Some limitations should be mentioned. First of all, we used data from people who visited a sleep-wake clinic because of complaints of EDS and suspected narcolepsy. As such, the results are not generalizable to the general population. Moreover, in some people, the CSF hypocretin-1 levels were determined as part of scientific research. These individuals already had a narcolepsy diagnosis and would normally not have undergone a lumbar puncture. Thus, it is possible that our analysis is influenced by inclusion bias given that the a priori probability of a narcolepsy diagnosis was higher than would be the case in clinical practice. Secondly, because the number of individuals with NT1 is far higher than those with NT2 in our population, this may impact the hypocretin-1 cutoff we found. However, this reflects the prevalence of these disorders in Europe. Thus, we believe the result to be relevant in clinical practice. Lastly, as this is a retrospective study, we were not able to use the newly defined hypocretin-1 cutoff value and use of typical cataplexy in a test sample to determine actual positive and NPVs of NT1. Future studies with a new sample should evaluate this prospectively.

Conclusion

We come to several conclusions that could improve the diagnostic process of NT1, especially where it concerns individuals with narcolepsy symptoms and intermediate hypocretin-1 levels. Firstly, given that all non-cataplexic HLA-negative patients in our sample had CSF hypocretin-1 levels above 200 pg/mL, we conclude that determining hypocretin-1 levels in patients with these characteristics is largely redundant.

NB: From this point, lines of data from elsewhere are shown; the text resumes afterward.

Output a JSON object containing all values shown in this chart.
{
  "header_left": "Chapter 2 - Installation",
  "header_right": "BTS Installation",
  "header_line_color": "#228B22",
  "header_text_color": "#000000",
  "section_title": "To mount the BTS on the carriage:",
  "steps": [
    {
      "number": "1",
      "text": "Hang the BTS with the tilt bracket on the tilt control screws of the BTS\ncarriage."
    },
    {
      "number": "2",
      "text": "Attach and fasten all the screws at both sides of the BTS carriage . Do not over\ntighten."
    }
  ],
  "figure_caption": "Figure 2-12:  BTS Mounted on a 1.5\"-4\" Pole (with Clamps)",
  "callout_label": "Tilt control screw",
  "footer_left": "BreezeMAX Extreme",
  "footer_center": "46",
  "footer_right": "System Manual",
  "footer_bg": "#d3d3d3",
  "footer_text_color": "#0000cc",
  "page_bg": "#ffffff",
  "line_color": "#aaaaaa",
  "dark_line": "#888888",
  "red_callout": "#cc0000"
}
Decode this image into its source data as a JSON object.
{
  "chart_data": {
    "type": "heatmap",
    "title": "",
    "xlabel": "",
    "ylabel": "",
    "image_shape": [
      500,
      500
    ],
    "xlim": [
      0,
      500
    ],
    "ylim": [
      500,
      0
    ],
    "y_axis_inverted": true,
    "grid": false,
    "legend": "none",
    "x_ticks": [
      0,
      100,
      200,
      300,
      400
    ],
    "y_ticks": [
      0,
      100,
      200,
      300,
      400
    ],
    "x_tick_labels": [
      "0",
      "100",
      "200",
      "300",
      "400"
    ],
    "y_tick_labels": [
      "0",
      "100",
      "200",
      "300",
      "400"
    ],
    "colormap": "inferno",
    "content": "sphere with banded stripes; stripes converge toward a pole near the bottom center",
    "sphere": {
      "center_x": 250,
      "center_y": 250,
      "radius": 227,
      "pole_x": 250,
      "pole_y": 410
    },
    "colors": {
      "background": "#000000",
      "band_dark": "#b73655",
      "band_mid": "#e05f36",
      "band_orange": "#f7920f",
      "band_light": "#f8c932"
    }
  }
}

Secondly, the current diagnostic process is mainly focused on the hypocretin-1 CSF concentration combined with PSG and MSLT results. The presence of typical cataplexy has a higher diagnostic than PSG and MSLT findings. Correct identification of typical cataplexy thus improves diagnostic accuracy. Lastly, modification of the currently used hypocretin-1 cutoff should be considered. We suggest a new cutoff of < 150 pg/mL. In conclusion, adding typical cataplexy to the diagnostic criteria, preventing unnecessary lumbar punctures, and altering the hypocretin-1 cutoff value would enhance the diagnostic accuracy and patient care in narcolepsy.